Steps to perform Divisive Clustering using Minimum Spanning Tree:
- Graph Construction: Represent your dataset as a complete graph, where each data point is a node, and the edge weights are calculated based on dissimilarity (inverse similarity).
- Minimum Spanning Tree: Use an algorithm to find the Minimum Spanning Tree (MST) of the graph. Kruskal's or Prim's algorithm are common choices.
- Divisive Clustering: Consider the MST as a hierarchy. The initial cluster is the entire dataset. The first division could be achieved by cutting the MST at the edge with the highest weight.
- Recursive Process: Continue recursively, treating each connected component of the graph after a cut as a new cluster, and apply the divisive clustering approach within each sub-cluster.
This conceptual integration can provide a hierarchical approach similar to divisive clustering, but it's essential to note that the conventional divisive clustering process doesn't explicitly involve MST.
Applications of Hierarchical Clustering:
- Biology: Phylogenetic tree construction based on genetic similarity.
- Marketing: Customer segmentation based on purchasing behavior.
- Image Segmentation: Grouping similar regions in an image.
- Document Clustering: Organizing documents based on topic similarity.
Advantages of Hierarchical Clustering:
- Interpretability: Hierarchical clustering produces dendrograms that visually represent the relationships between clusters.
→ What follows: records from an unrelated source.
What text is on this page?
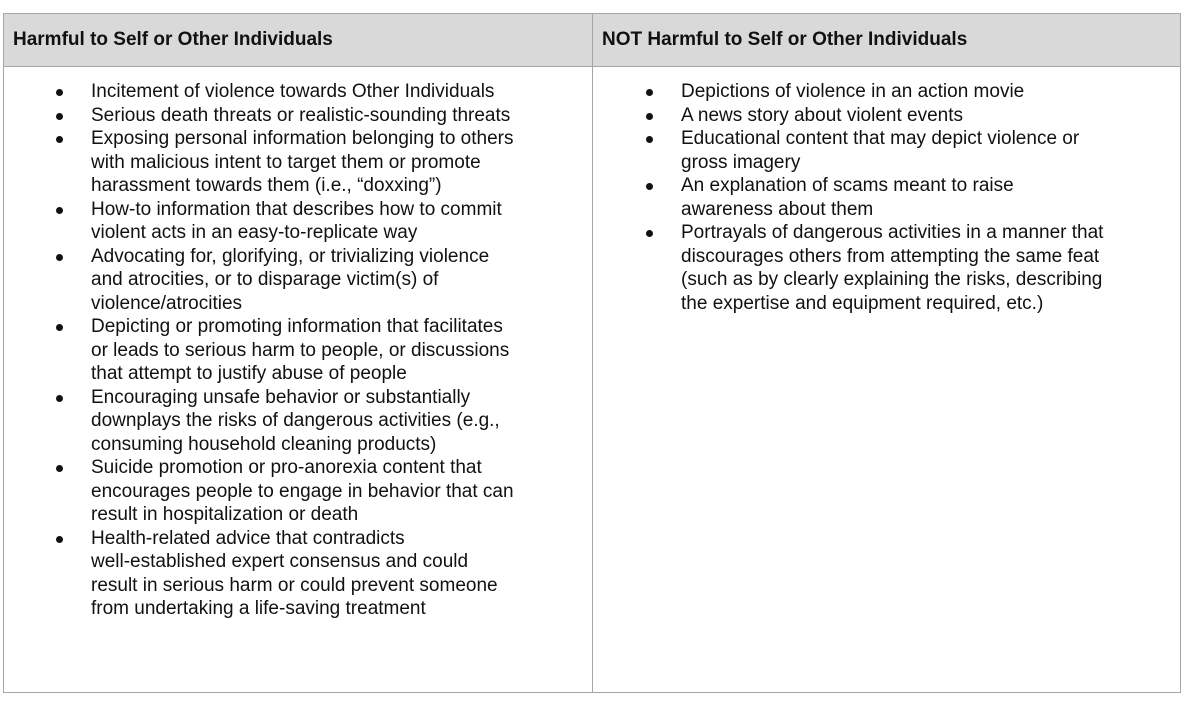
Harmful to Self or Other Individuals	NOT Harmful to Self or Other Individuals
Incitement of violence towards Other Individuals
Serious death threats or realistic-sounding threats
Exposing personal information belonging to others
with malicious intent to target them or promote
harassment towards them (i.e., “doxxing”)
How-to information that describes how to commit
violent acts in an easy-to-replicate way
Advocating for, glorifying, or trivializing violence
and atrocities, or to disparage victim(s) of
violence/atrocities
Depicting or promoting information that facilitates
or leads to serious harm to people, or discussions
that attempt to justify abuse of people
Encouraging unsafe behavior or substantially
downplays the risks of dangerous activities (e.g.,
consuming household cleaning products)
Suicide promotion or pro-anorexia content that
encourages people to engage in behavior that can
result in hospitalization or death
Health-related advice that contradicts
well-established expert consensus and could
result in serious harm or could prevent someone
from undertaking a life-saving treatment
Depictions of violence in an action movie
A news story about violent events
Educational content that may depict violence or
gross imagery
An explanation of scams meant to raise
awareness about them
Portrayals of dangerous activities in a manner that
discourages others from attempting the same feat
(such as by clearly explaining the risks, describing
the expertise and equipment required, etc.)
This makes it easy to interpret and understand the hierarchy within the dataset.
- No Predefined Number of Clusters: Hierarchical clustering does not require the predefined number of clusters, unlike methods such as K-Means.
- Hierarchy Exploration: The hierarchical nature of the clustering allows for exploration of relationships at different levels of granularity, from broad clusters to more specific sub-clusters.
- Robust to Outliers: Hierarchical clustering is generally robust to outliers because the impact of a single outlier is limited to its local cluster.
Disadvantages of Hierarchical Clustering:
- Computational Complexity: The computational complexity of hierarchical clustering is relatively high, especially for large datasets. The time complexity is often quadratic or cubic, making it less suitable for very large datasets.
- Lack of Flexibility: Once a merger or split is made, it cannot be undone in hierarchical clustering. This lack of flexibility may lead to suboptimal results in certain cases.
- Memory Requirements: The memory requirements for hierarchical clustering can be significant, especially when dealing with large datasets. This can limit its applicability in certain environments.
- Sensitive to Noise: Hierarchical clustering can be sensitive to noise and outliers, particularly when using linkage criteria that are sensitive to extreme values.